Brian Thompson, watch captain aboard Cheyenne, managed to write this report last night while blasting along at 34kts. He reckons they could clock up 600 miles today

I’m writing this report at the nav table whilst we are looking at the weather maps for the coming few days. Looks like fast conditions today, maybe 600 miles.

We are blasting along tonight at up to 34kts, racing ahead of a cold front that is approaching us from behind, the faster we can move, and the longer we can stay in the prefrontal conditions of flatter seas and reaching winds at 120 TWA. We are looking at our best days run so far for today. We have two reefs and the staysail up and 25-30 knots of breeze.

This is a big contrast to this time the previous night when the breeze dropped to 0 as a ridge of high pressure passed overhead. Fortunately this was just for a moment that the wind disappeared, although all night the wind was very light. Only a spurt of speed as we got the first wind from the approaching front allowed us to hold on to a 400-mile day.

We have 600 miles to go to the longitude of Cape Leeuwin and we are on track to beat the current record from Ushant to this Cape that is held by Geronimo, set last year. It’s about 7,000 miles to Cape Horn and the end of the Southern Ocean.

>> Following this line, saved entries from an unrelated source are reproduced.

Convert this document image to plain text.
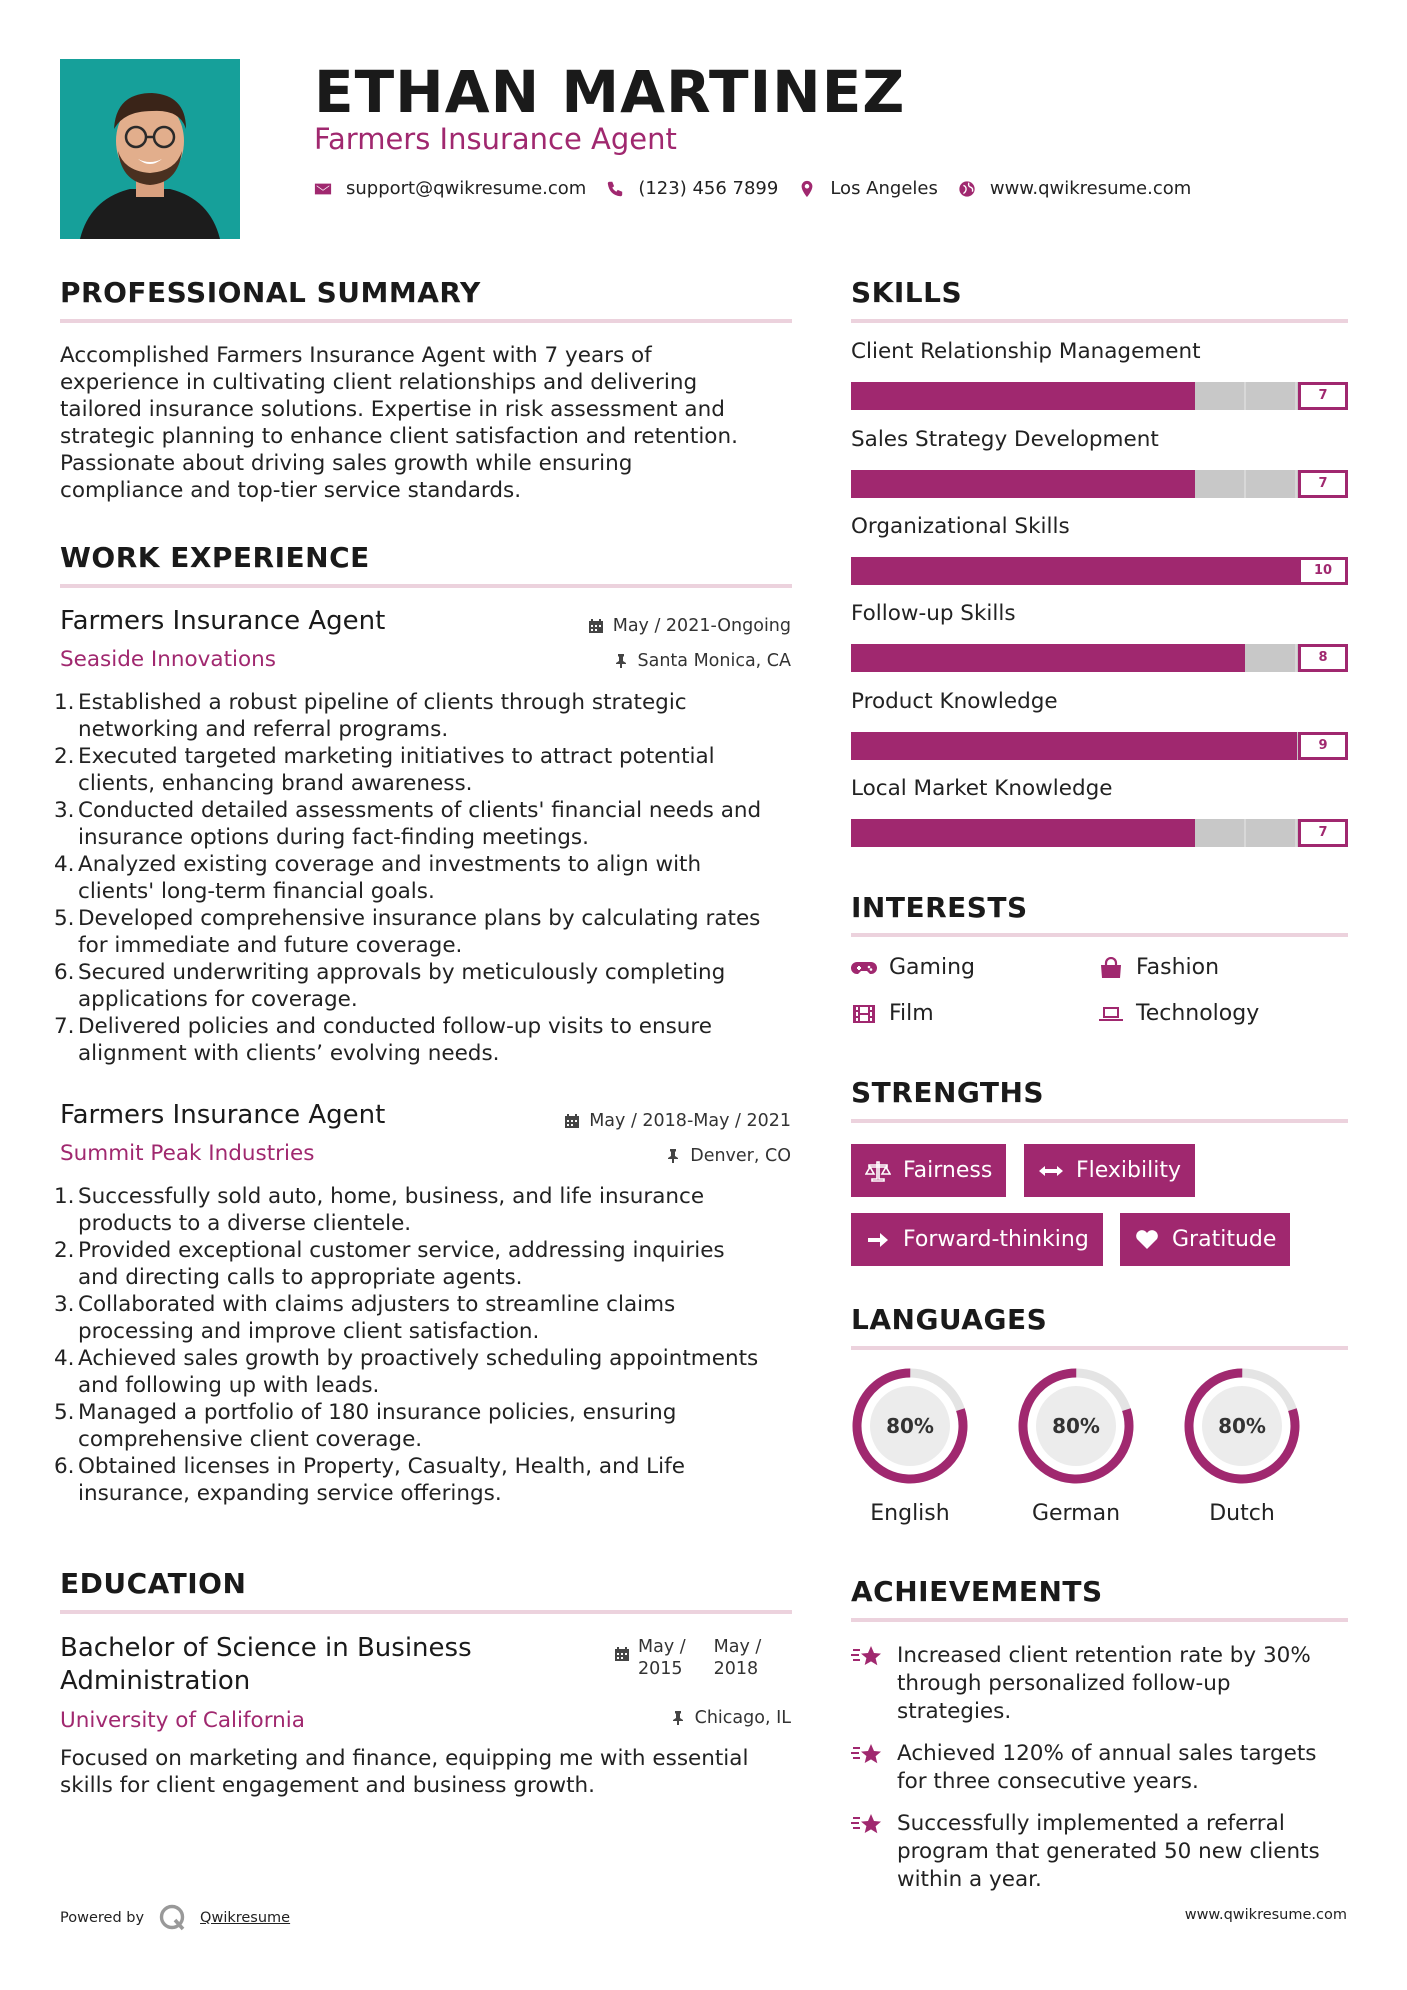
ETHAN MARTINEZ
Farmers Insurance Agent
support@qwikresume.com	(123) 456 7899	Los Angeles	www.qwikresume.com
PROFESSIONAL SUMMARY
Accomplished Farmers Insurance Agent with 7 years of
experience in cultivating client relationships and delivering
tailored insurance solutions. Expertise in risk assessment and
strategic planning to enhance client satisfaction and retention.
Passionate about driving sales growth while ensuring
compliance and top-tier service standards.
WORK EXPERIENCE
Farmers Insurance Agent	May / 2021-Ongoing
Seaside Innovations	Santa Monica, CA
1. Established a robust pipeline of clients through strategic
networking and referral programs.
2. Executed targeted marketing initiatives to attract potential
clients, enhancing brand awareness.
3. Conducted detailed assessments of clients' financial needs and
insurance options during fact-finding meetings.
4. Analyzed existing coverage and investments to align with
clients' long-term financial goals.
5. Developed comprehensive insurance plans by calculating rates
for immediate and future coverage.
6. Secured underwriting approvals by meticulously completing
applications for coverage.
7. Delivered policies and conducted follow-up visits to ensure
alignment with clients’ evolving needs.
Farmers Insurance Agent	May / 2018-May / 2021
Summit Peak Industries	Denver, CO
1. Successfully sold auto, home, business, and life insurance
products to a diverse clientele.
2. Provided exceptional customer service, addressing inquiries
and directing calls to appropriate agents.
3. Collaborated with claims adjusters to streamline claims
processing and improve client satisfaction.
4. Achieved sales growth by proactively scheduling appointments
and following up with leads.
5. Managed a portfolio of 180 insurance policies, ensuring
comprehensive client coverage.
6. Obtained licenses in Property, Casualty, Health, and Life
insurance, expanding service offerings.
EDUCATION
Bachelor of Science in Business
Administration
May /
2015
May /
2018
University of California	Chicago, IL
Focused on marketing and finance, equipping me with essential
skills for client engagement and business growth.
SKILLS
Client Relationship Management
7
Sales Strategy Development
7
Organizational Skills
10
Follow-up Skills
8
Product Knowledge
9
Local Market Knowledge
7
INTERESTS
Gaming	Fashion
Film	Technology
STRENGTHS
Fairness	Flexibility
Forward-thinking	Gratitude
LANGUAGES
80%
English
80%
German
80%
Dutch
ACHIEVEMENTS
Increased client retention rate by 30%
through personalized follow-up
strategies.
Achieved 120% of annual sales targets
for three consecutive years.
Successfully implemented a referral
program that generated 50 new clients
within a year.
Powered by	Qwikresume	www.qwikresume.com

The magnetic variation here is huge, we have just passed through a point near the Kergeulens that had 60 degrees of W variation, and by the time we reach Australia it will be back down to 0. We are passing less than 1,000 miles to the north of the South Magnetic Pole and the lines of variation come pouring out from this point, so are changing very fast for our passage. Up on deck we have compass heading displayed and additionally course over Ground True as a reference, and to prove we are really sailing east and not 150 as the compass is telling us.

We saw two penguins and a few seals this morning, all by themselves hundreds of miles from land, doing a little exploring of their own. Not quite so many birds as we are so far from any island bases, we expect to see more birds closer to the islands south of New Zealand.

No icebergs since the first two, at present we are just north of the convergence zone so the risk is low.